The successful bidder must be able to conduct inorganic, organic, and radiochemical analyses on a wide variety of environmental samples, N3B said in the Jan. 9 request for proposals posted on FedBizOpps.gov. The subcontractor must be able to handle radioactive material because most of the samples will contain low levels of radioactivity, according to a 100-page scope of work. The subcontractor would also develop a number of quality assurance reports from the sampling.
The subcontract could run for up to four years. The base period is planned from Feb. 1, 2019, to Jan. 31, 2020. It could be followed by up to three one-year option periods extending the deal through April 2023.

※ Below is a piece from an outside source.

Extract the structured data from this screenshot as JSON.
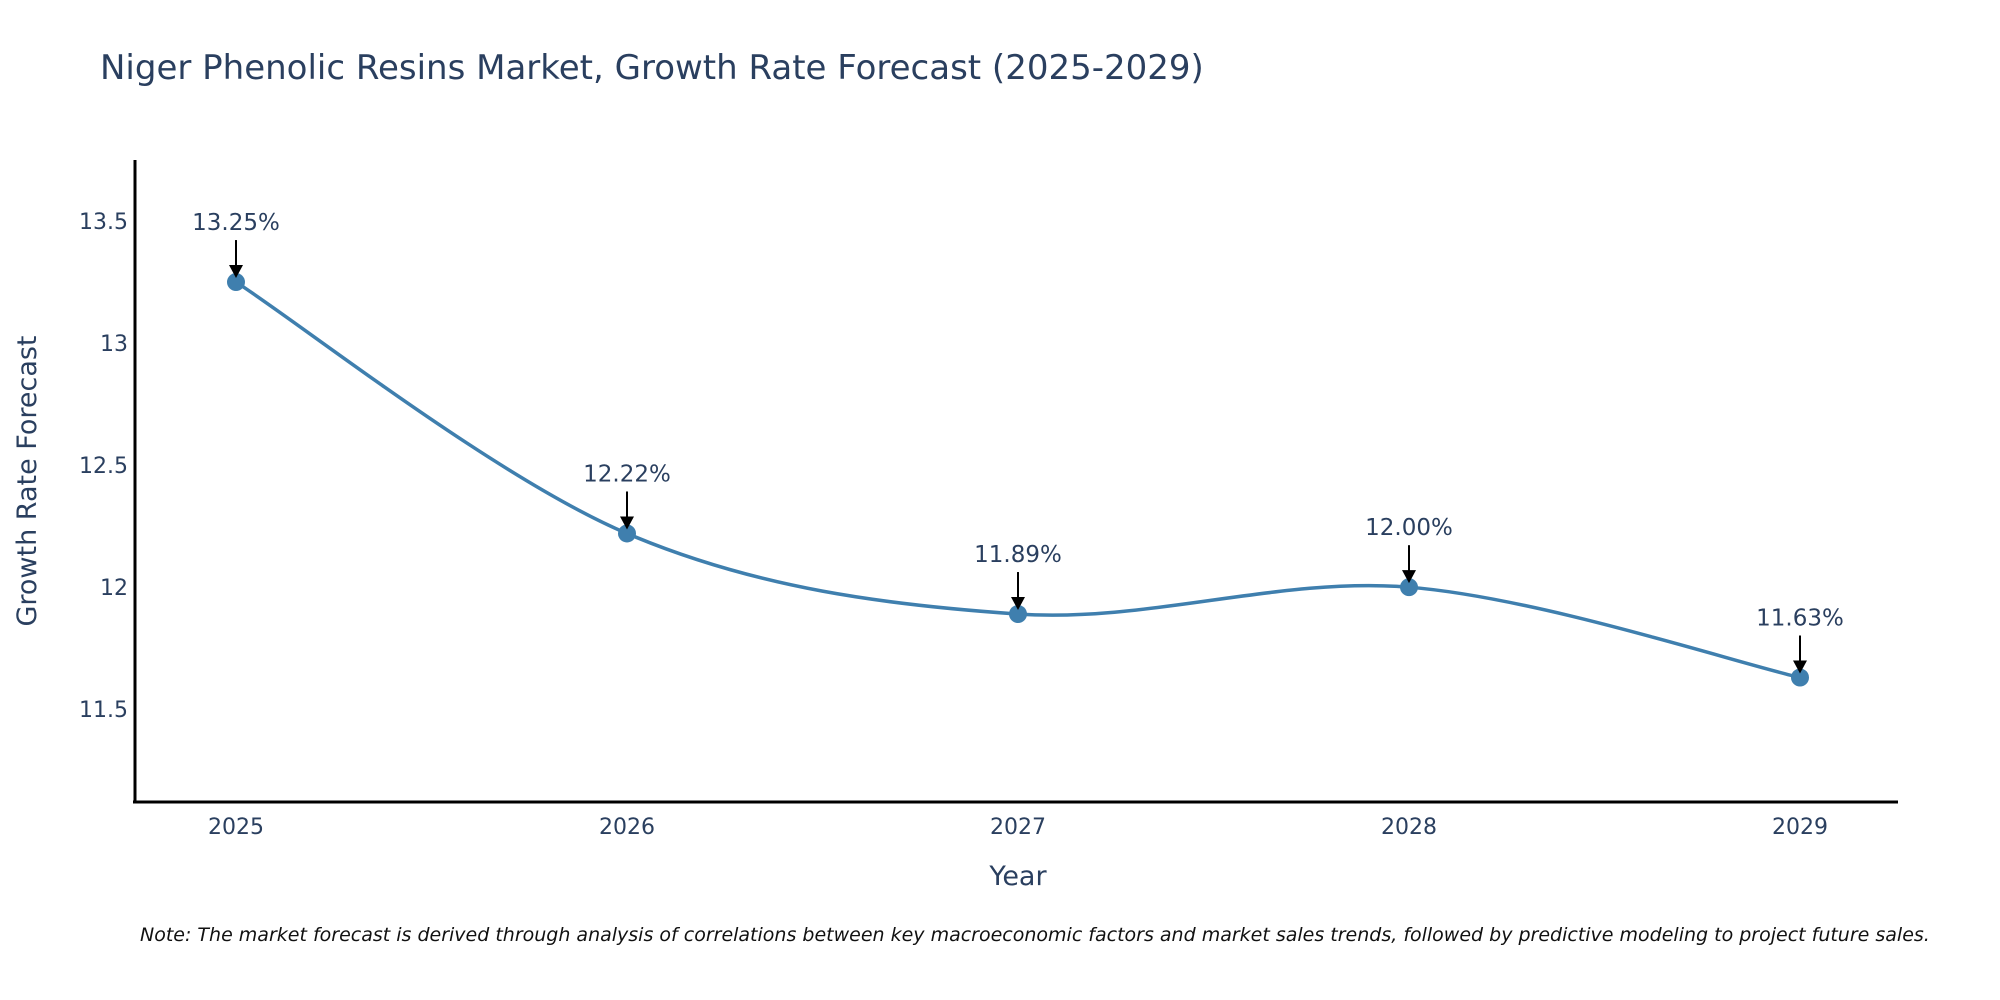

Newport News Nuclear BWXT-Los Alamos said the winning subcontractor should be able to process up to 1,200 samples per week while meeting requirements for turnaround time and data quality. It must also be able to prepare certain electronic data reports for DOE, the Department of Defense, and the U.S. Environmental Protection Agency.
The document did not list any value range for the subcontract.
Interested vendors should submit their firm-fixed-price proposals electronically by 2 p.m. MT on Jan. 25 to [email protected]. Any questions on the solicitation should also be submitted to Cockfield by close of business on Jan. 21.
Newport News Nuclear BWXT-Los Alamos has a 10-year, $1.4 billion legacy remediation contract through April 2028, with extensions. The N3B contract includes a host of cleanup and waste management operations at Los Alamos, including surface and groundwater monitoring and drafting interim and permanent solutions for a chromium plume at LANL.
The current subcontractor is ARS International, which N3B uses through a LANL enterprise subcontract, said N3B spokesman Todd Nelson. ARS has been extended until the new legacy cleanup vendor makes its own subcontractor arrangement. “We should have our own subcontractors in place in early spring,” he said in an email.
“As part of our work on the Los Alamos Legacy Cleanup Contract, we expect to annually collect about 10,000 samples that will be analyzed for more than 500 constituents yielding more than half a million results,” Nelson said. The purpose of sampling is to determine if there are any legacy waste constituents of concern in groundwater, surface water, and soil, or on equipment.